Ufficio Stampa Cortina Turismo


 

Cortina, un'autentica regina: a farle da corona i monti che la cingono, e da morbida veste la conca di prati e boschi su cui è adagiata. Un patrimonio di piante e animali protetti, racchiuso dal Parco Naturale delle Dolomiti d’Ampezzo, istituito il 22 marzo 1990 per preservare questo tesoro meraviglioso quanto delicato. Esteso su un'area di 11.200 ettari a nord del centro di Cortina, al confine tra Veneto e Alto Adige, il parco è amministrato dalla Comunanza delle Regole d’Ampezzo che ha saputo mantenere integra questa oasi naturalistica.

 

Nelle diverse stagioni dell’anno stupisce la varietà di fiori dai mille colori, che a volte crescono in condizioni estreme. Non a caso come simbolo del Parco è stato scelto un piccolo fiore, il "sempervivum Dolomiticum", pianta grassa dal colore rosso a forma di stella. Armati di binocolo e di un buon paio di scarponi si possono percorrere numerosi sentieri per tutti i livelli, ben segnalati e corredati da cartelli informativi.


 

Avvicinandosi in punta di piedi, si possono ammirare da vicino gli animali nel loro habitat naturale: stambecchi, caprioli, cervi e il camoscio, l’ungulato più rappresentativo delle Dolomiti ampezzane. Tra gli abitanti più difficili da scorgere, la volpe, la donnola, l’ermellino, la martora, il gufo reale, la civetta, il falco e l’aquila reale.

 

Alcuni di loro non si vedono ma si sentono, come le simpatiche marmotte che scorazzano sui prati emettendo un acuto fischio in caso di presunto pericolo. E non si possono dimenticare il francolino di monte, la pernice bianca, il gallo cedrone e il gallo forcello.

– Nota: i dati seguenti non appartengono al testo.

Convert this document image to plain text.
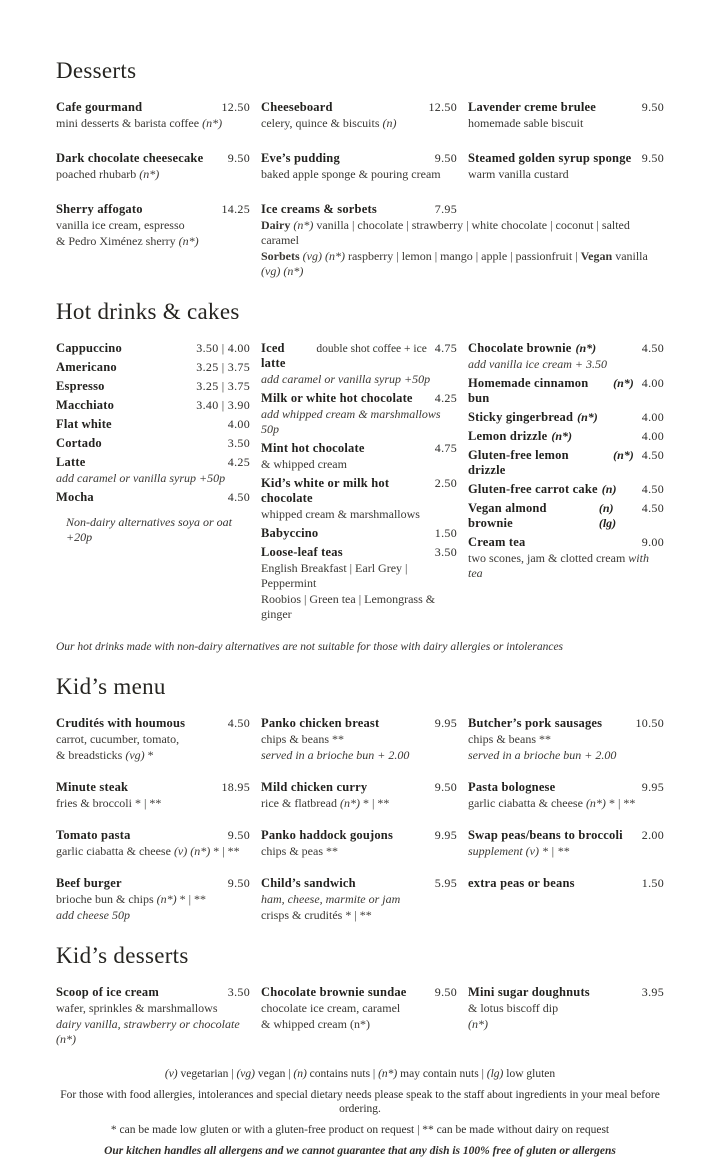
Desserts
Cafe gourmand	12.50
mini desserts & barista coffee (n*)
Cheeseboard	12.50
celery, quince & biscuits (n)
Lavender creme brulee	9.50
homemade sable biscuit
Dark chocolate cheesecake	9.50
poached rhubarb (n*)
Eve’s pudding	9.50
baked apple sponge & pouring cream
Steamed golden syrup sponge 9.50
warm vanilla custard
Sherry affogato	14.25
vanilla ice cream, espresso
& Pedro Ximénez sherry (n*)
Ice creams & sorbets	7.95
Dairy (n*) vanilla | chocolate | strawberry | white chocolate | coconut | salted caramel
Sorbets (vg) (n*) raspberry | lemon | mango | apple | passionfruit | Vegan vanilla (vg) (n*)
Hot drinks & cakes
Cappuccino	3.50 | 4.00
Americano	3.25 | 3.75
Espresso	3.25 | 3.75
Macchiato	3.40 | 3.90
Flat white	4.00
Cortado	3.50
Latte	4.25
add caramel or vanilla syrup +50p
Mocha	4.50
Non-dairy alternatives soya or oat +20p
Iced latte
double shot coffee + ice 4.75
add caramel or vanilla syrup +50p
Milk or white hot chocolate	4.25
add whipped cream & marshmallows 50p
Mint hot chocolate	4.75
& whipped cream
Kid’s white or milk hot chocolate
2.50
whipped cream & marshmallows
Babyccino	1.50
Loose-leaf teas	3.50
English Breakfast | Earl Grey | Peppermint
Roobios | Green tea | Lemongrass & ginger
Chocolate brownie (n*)	4.50
add vanilla ice cream + 3.50
Homemade cinnamon bun
(n*) 4.00
Sticky gingerbread (n*)	4.00
Lemon drizzle (n*)	4.00
Gluten-free lemon drizzle
(n*) 4.50
Gluten-free carrot cake (n)	4.50
Vegan almond brownie
(n) (lg)
4.50
Cream tea	9.00
two scones, jam & clotted cream with tea

Our hot drinks made with non-dairy alternatives are not suitable for those with dairy allergies or intolerances

Kid’s menu
Crudités with houmous	4.50
carrot, cucumber, tomato,
& breadsticks (vg) *
Panko chicken breast	9.95
chips & beans **
served in a brioche bun + 2.00
Butcher’s pork sausages	10.50
chips & beans **
served in a brioche bun + 2.00
Minute steak	18.95
fries & broccoli * | **
Mild chicken curry	9.50
rice & flatbread (n*) * | **
Pasta bolognese	9.95
garlic ciabatta & cheese (n*) * | **
Tomato pasta	9.50
garlic ciabatta & cheese (v) (n*) * | **
Panko haddock goujons	9.95
chips & peas **
Swap peas/beans to broccoli	2.00
supplement (v) * | **
Beef burger	9.50
brioche bun & chips (n*) * | **
add cheese 50p
Child’s sandwich	5.95
ham, cheese, marmite or jam
crisps & crudités * | **
extra peas or beans	1.50
Kid’s desserts
Scoop of ice cream	3.50
wafer, sprinkles & marshmallows
dairy vanilla, strawberry or chocolate (n*)
Chocolate brownie sundae	9.50
chocolate ice cream, caramel
& whipped cream (n*)
Mini sugar doughnuts	3.95
& lotus biscoff dip
(n*)

(v) vegetarian | (vg) vegan | (n) contains nuts | (n*) may contain nuts | (lg) low gluten

For those with food allergies, intolerances and special dietary needs please speak to the staff about ingredients in your meal before ordering.

* can be made low gluten or with a gluten-free product on request | ** can be made without dairy on request

Our kitchen handles all allergens and we cannot guarantee that any dish is 100% free of gluten or allergens
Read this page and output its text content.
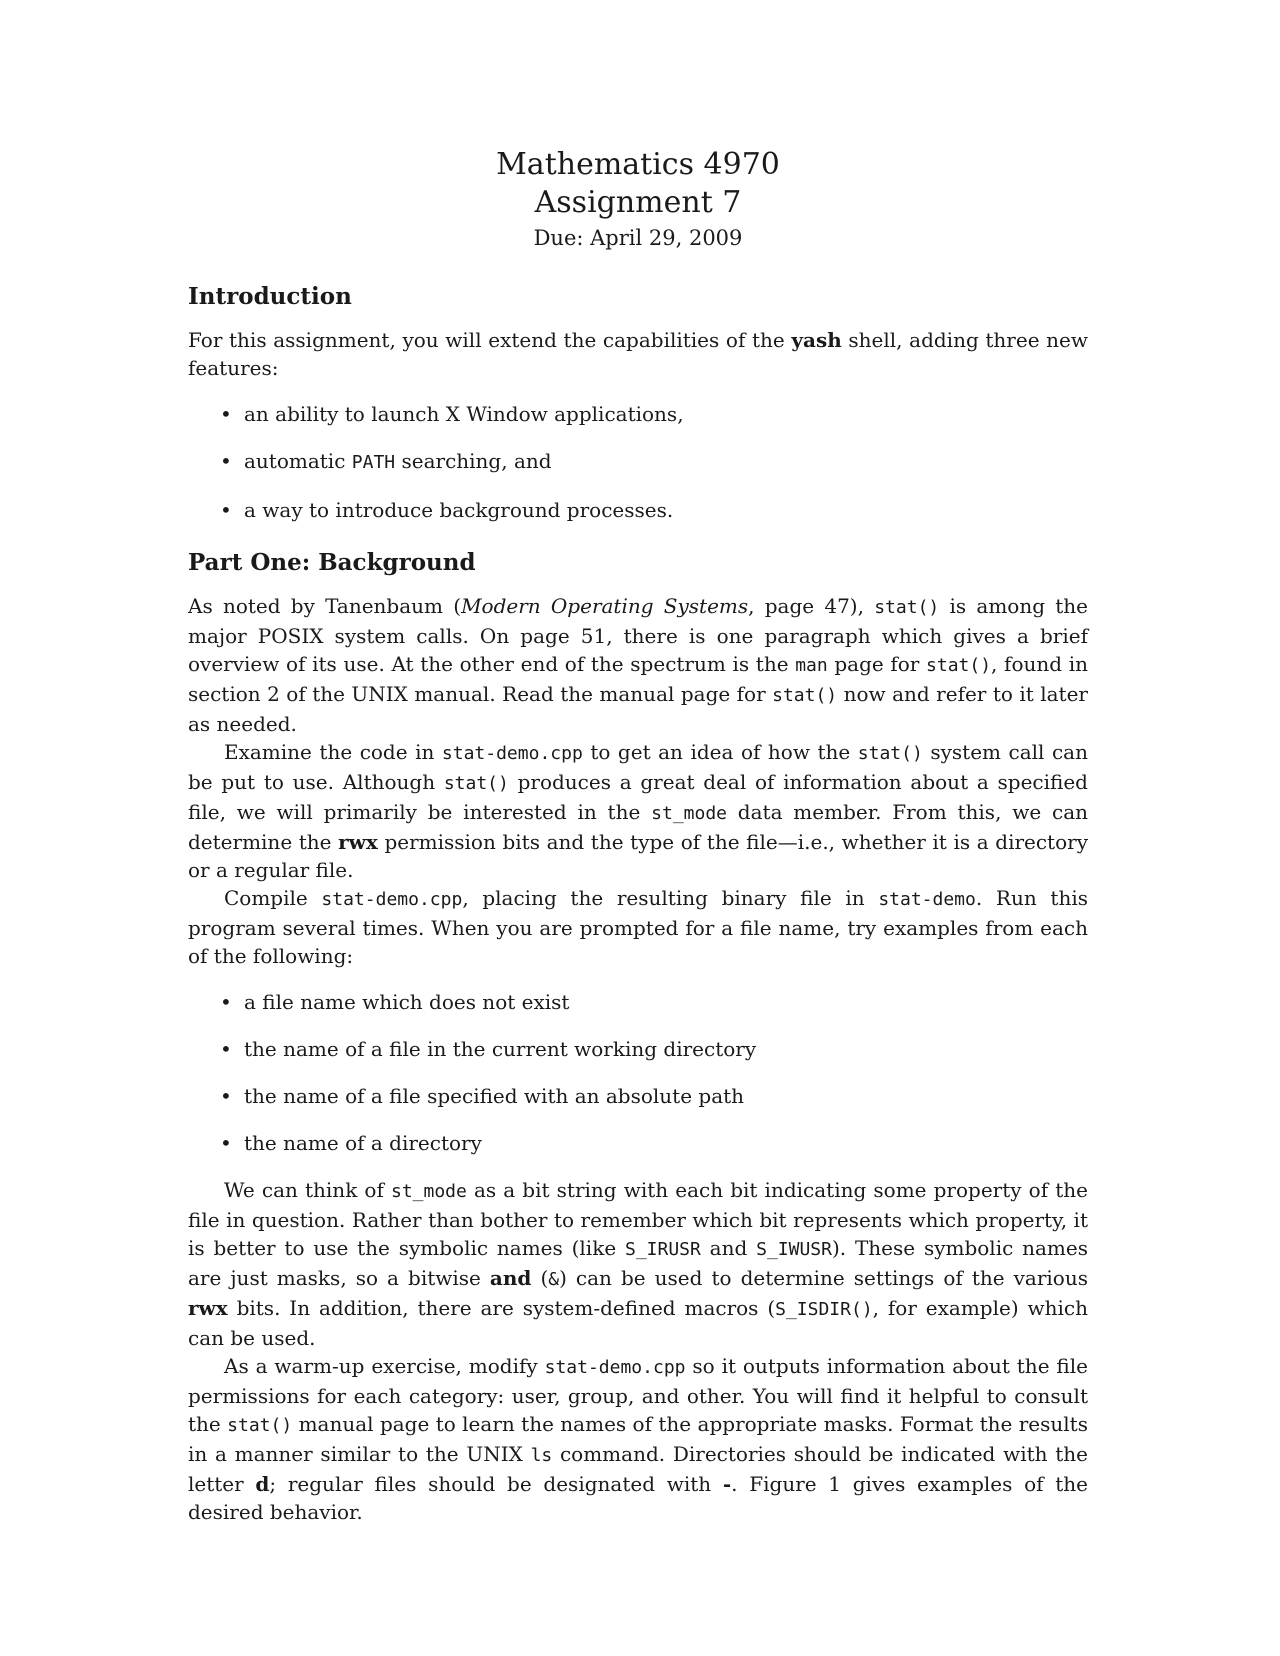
Mathematics 4970
Assignment 7
Due: April 29, 2009
Introduction

For this assignment, you will extend the capabilities of the yash shell, adding three new features:

• an ability to launch X Window applications,
• automatic PATH searching, and
• a way to introduce background processes.
Part One: Background

As noted by Tanenbaum (Modern Operating Systems, page 47), stat() is among the major POSIX system calls. On page 51, there is one paragraph which gives a brief overview of its use. At the other end of the spectrum is the man page for stat(), found in section 2 of the UNIX manual. Read the manual page for stat() now and refer to it later as needed.

Examine the code in stat-demo.cpp to get an idea of how the stat() system call can be put to use. Although stat() produces a great deal of information about a specified file, we will primarily be interested in the st_mode data member. From this, we can determine the rwx permission bits and the type of the file—i.e., whether it is a directory or a regular file.

Compile stat-demo.cpp, placing the resulting binary file in stat-demo. Run this program several times. When you are prompted for a file name, try examples from each of the following:

• a file name which does not exist
• the name of a file in the current working directory
• the name of a file specified with an absolute path
• the name of a directory

We can think of st_mode as a bit string with each bit indicating some property of the file in question. Rather than bother to remember which bit represents which property, it is better to use the symbolic names (like S_IRUSR and S_IWUSR). These symbolic names are just masks, so a bitwise and (&) can be used to determine settings of the various rwx bits. In addition, there are system-defined macros (S_ISDIR(), for example) which can be used.

As a warm-up exercise, modify stat-demo.cpp so it outputs information about the file permissions for each category: user, group, and other. You will find it helpful to consult the stat() manual page to learn the names of the appropriate masks. Format the results in a manner similar to the UNIX ls command. Directories should be indicated with the letter d; regular files should be designated with -. Figure 1 gives examples of the desired behavior.
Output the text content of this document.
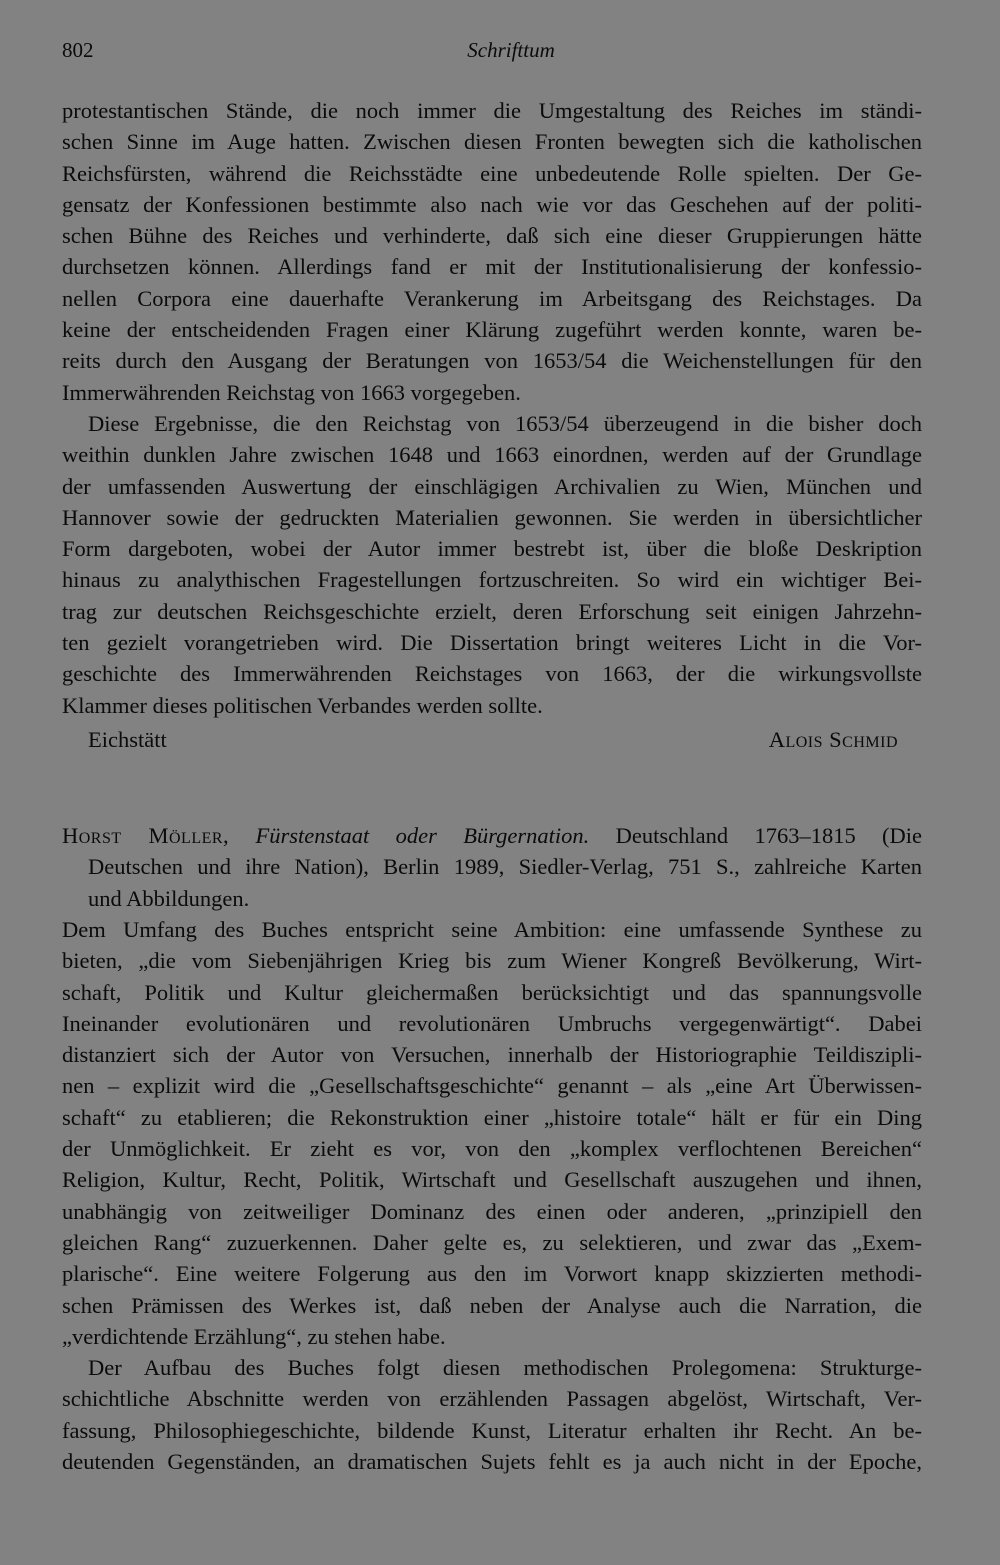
802	Schrifttum
protestantischen Stände, die noch immer die Umgestaltung des Reiches im ständi-
schen Sinne im Auge hatten. Zwischen diesen Fronten bewegten sich die katholischen
Reichsfürsten, während die Reichsstädte eine unbedeutende Rolle spielten. Der Ge-
gensatz der Konfessionen bestimmte also nach wie vor das Geschehen auf der politi-
schen Bühne des Reiches und verhinderte, daß sich eine dieser Gruppierungen hätte
durchsetzen können. Allerdings fand er mit der Institutionalisierung der konfessio-
nellen Corpora eine dauerhafte Verankerung im Arbeitsgang des Reichstages. Da
keine der entscheidenden Fragen einer Klärung zugeführt werden konnte, waren be-
reits durch den Ausgang der Beratungen von 1653/54 die Weichenstellungen für den
Immerwährenden Reichstag von 1663 vorgegeben.
Diese Ergebnisse, die den Reichstag von 1653/54 überzeugend in die bisher doch
weithin dunklen Jahre zwischen 1648 und 1663 einordnen, werden auf der Grundlage
der umfassenden Auswertung der einschlägigen Archivalien zu Wien, München und
Hannover sowie der gedruckten Materialien gewonnen. Sie werden in übersichtlicher
Form dargeboten, wobei der Autor immer bestrebt ist, über die bloße Deskription
hinaus zu analythischen Fragestellungen fortzuschreiten. So wird ein wichtiger Bei-
trag zur deutschen Reichsgeschichte erzielt, deren Erforschung seit einigen Jahrzehn-
ten gezielt vorangetrieben wird. Die Dissertation bringt weiteres Licht in die Vor-
geschichte des Immerwährenden Reichstages von 1663, der die wirkungsvollste
Klammer dieses politischen Verbandes werden sollte.
Eichstätt	Alois Schmid
Horst Möller, Fürstenstaat oder Bürgernation. Deutschland 1763–1815 (Die
Deutschen und ihre Nation), Berlin 1989, Siedler-Verlag, 751 S., zahlreiche Karten
und Abbildungen.
Dem Umfang des Buches entspricht seine Ambition: eine umfassende Synthese zu
bieten, „die vom Siebenjährigen Krieg bis zum Wiener Kongreß Bevölkerung, Wirt-
schaft, Politik und Kultur gleichermaßen berücksichtigt und das spannungsvolle
Ineinander evolutionären und revolutionären Umbruchs vergegenwärtigt“. Dabei
distanziert sich der Autor von Versuchen, innerhalb der Historiographie Teildiszipli-
nen – explizit wird die „Gesellschaftsgeschichte“ genannt – als „eine Art Überwissen-
schaft“ zu etablieren; die Rekonstruktion einer „histoire totale“ hält er für ein Ding
der Unmöglichkeit. Er zieht es vor, von den „komplex verflochtenen Bereichen“
Religion, Kultur, Recht, Politik, Wirtschaft und Gesellschaft auszugehen und ihnen,
unabhängig von zeitweiliger Dominanz des einen oder anderen, „prinzipiell den
gleichen Rang“ zuzuerkennen. Daher gelte es, zu selektieren, und zwar das „Exem-
plarische“. Eine weitere Folgerung aus den im Vorwort knapp skizzierten methodi-
schen Prämissen des Werkes ist, daß neben der Analyse auch die Narration, die
„verdichtende Erzählung“, zu stehen habe.
Der Aufbau des Buches folgt diesen methodischen Prolegomena: Strukturge-
schichtliche Abschnitte werden von erzählenden Passagen abgelöst, Wirtschaft, Ver-
fassung, Philosophiegeschichte, bildende Kunst, Literatur erhalten ihr Recht. An be-
deutenden Gegenständen, an dramatischen Sujets fehlt es ja auch nicht in der Epoche,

Nei boschi del piano montano e subalpino domina l’abete rosso che forma delle stupende foreste secolari nelle zone di Ra Stua e Antruìles. I cembri e gli abeti centenari, veri monumenti naturali, troneggiano nell’Alpe di Leròsa. Uno degli spettacoli naturali assolutamente da non perdere è costituito dalle cascate originate dalle abbondanti acque del rio Fanes. La più famosa si trova presso la forra del Travenànzes ed è composta da tre salti successivi di oltre 50 metri ciascuno.